The Fill connector should be located where it can be accessed to allow the hand squeeze bulb filler to be connected without having to disassemble the step or move the batteries on the tray. The rubber protective end cap should be installed on the connector and this end should be secured so that it is easily to find and access when the batteries need to be filled.
Filling the cells to the correct level requires a hand squeeze bulb filler (that is purchased separately), being connected to the battery hose connection, after priming the bulb with clean distilled water.
The distilled water jug should be kept below the top of the batteries being filled. Firmly squeezing the bulb moves the water into the cells that are low while the cell caps prevent cells that are full, from accepting any additional water. When the bulb becomes firm, all cells are full and it can be disconnected, both ends covered with their dust caps and any excess water in the squeeze bulb tubing can be pumped back into the water jug. Remove the line from the jug, coil up the squeeze bulb and store for the next use. The system is simple to use, however it should be always removed after filling.
The Pro-Fill™ RV system can be left on the batteries during winter storage however the system will not be operational when the temperatures are below freezing. While this system does not explicitly confirm the individual cell levels, it is designed to provide water to all cells and the cell caps will only accept water if that cell is low in water. Implicitly by regularly filling, the cells will be full. A separate electronic accessory is available should one want to monitor the level of each cell, although it may be a little ‘overkill’ in a RV application.

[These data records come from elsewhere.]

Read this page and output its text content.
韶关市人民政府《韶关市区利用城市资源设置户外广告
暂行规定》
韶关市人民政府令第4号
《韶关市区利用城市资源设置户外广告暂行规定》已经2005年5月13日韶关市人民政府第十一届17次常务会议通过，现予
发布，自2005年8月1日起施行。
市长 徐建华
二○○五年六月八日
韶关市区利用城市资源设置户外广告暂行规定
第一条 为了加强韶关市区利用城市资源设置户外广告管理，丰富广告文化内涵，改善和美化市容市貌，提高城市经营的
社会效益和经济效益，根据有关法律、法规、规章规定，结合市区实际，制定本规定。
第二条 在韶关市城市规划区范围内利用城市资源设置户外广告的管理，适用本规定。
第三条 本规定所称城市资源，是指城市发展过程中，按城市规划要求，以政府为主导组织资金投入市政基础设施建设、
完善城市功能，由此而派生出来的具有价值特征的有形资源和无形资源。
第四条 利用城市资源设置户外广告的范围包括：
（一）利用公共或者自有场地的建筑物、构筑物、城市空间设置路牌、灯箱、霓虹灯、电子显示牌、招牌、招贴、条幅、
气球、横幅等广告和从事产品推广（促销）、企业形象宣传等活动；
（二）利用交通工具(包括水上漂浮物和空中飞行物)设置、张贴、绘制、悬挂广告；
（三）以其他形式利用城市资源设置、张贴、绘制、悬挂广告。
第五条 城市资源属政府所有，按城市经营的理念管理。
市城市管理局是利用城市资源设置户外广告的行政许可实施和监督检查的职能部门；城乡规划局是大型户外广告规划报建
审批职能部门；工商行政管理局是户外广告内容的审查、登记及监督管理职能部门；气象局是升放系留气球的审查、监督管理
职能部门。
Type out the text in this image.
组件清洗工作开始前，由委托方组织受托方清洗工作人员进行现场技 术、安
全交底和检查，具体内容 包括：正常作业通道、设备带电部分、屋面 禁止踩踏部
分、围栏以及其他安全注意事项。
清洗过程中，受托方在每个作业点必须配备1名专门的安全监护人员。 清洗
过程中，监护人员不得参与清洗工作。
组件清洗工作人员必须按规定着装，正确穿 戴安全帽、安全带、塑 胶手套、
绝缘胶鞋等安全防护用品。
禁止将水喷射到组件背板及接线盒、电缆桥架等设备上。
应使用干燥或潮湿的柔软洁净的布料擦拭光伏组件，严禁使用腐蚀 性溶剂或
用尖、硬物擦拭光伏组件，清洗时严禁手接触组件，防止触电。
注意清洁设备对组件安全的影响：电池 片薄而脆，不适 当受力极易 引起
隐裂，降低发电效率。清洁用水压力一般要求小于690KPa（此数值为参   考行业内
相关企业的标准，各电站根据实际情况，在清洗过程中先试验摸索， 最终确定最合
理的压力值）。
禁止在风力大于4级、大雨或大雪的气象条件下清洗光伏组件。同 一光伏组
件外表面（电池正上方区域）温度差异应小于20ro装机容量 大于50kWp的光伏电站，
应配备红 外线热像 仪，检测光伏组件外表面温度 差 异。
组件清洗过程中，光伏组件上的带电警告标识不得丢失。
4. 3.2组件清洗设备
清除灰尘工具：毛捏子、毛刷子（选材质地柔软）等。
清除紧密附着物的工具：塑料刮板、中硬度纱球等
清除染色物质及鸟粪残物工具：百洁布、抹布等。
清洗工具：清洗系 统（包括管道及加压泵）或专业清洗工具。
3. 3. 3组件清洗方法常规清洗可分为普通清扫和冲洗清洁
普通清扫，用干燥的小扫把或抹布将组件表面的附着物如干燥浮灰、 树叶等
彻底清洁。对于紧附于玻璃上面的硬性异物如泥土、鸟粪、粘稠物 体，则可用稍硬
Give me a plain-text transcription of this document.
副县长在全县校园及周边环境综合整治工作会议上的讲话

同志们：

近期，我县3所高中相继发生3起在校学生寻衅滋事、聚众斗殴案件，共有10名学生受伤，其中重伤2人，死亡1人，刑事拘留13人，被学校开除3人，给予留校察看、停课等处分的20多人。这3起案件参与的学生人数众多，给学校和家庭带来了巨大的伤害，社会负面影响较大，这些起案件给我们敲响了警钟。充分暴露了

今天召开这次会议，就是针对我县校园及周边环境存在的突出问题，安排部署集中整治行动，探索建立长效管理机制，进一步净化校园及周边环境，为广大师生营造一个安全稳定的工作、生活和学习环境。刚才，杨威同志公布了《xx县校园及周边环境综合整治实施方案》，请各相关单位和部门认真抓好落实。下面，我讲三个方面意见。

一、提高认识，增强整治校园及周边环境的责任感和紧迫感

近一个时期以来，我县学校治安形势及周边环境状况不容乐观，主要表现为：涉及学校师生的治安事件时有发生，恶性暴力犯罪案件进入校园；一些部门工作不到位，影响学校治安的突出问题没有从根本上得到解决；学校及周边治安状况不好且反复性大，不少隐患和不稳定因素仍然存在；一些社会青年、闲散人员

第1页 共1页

Using the Pro-Fill™ system eliminates the biggest hassle with Flooded Lead-Acid batteries. It allows a cost effective, dependable power source to be maintained and used for many years. It is important to select the correct system for the existing battery system and it should be transferred to any replacement batteries when the original batteries reach the end of their useful life. For older coaches that do not have the AGM1 or AGM2 charging profiles stored in their chargers, or coaches that are equipped with Flooded Batteries, this system allows the convenience of AGM batteries to be enjoyed with only a slight inconvenience to check and fill them. A very worthwhile addition to a proven technology.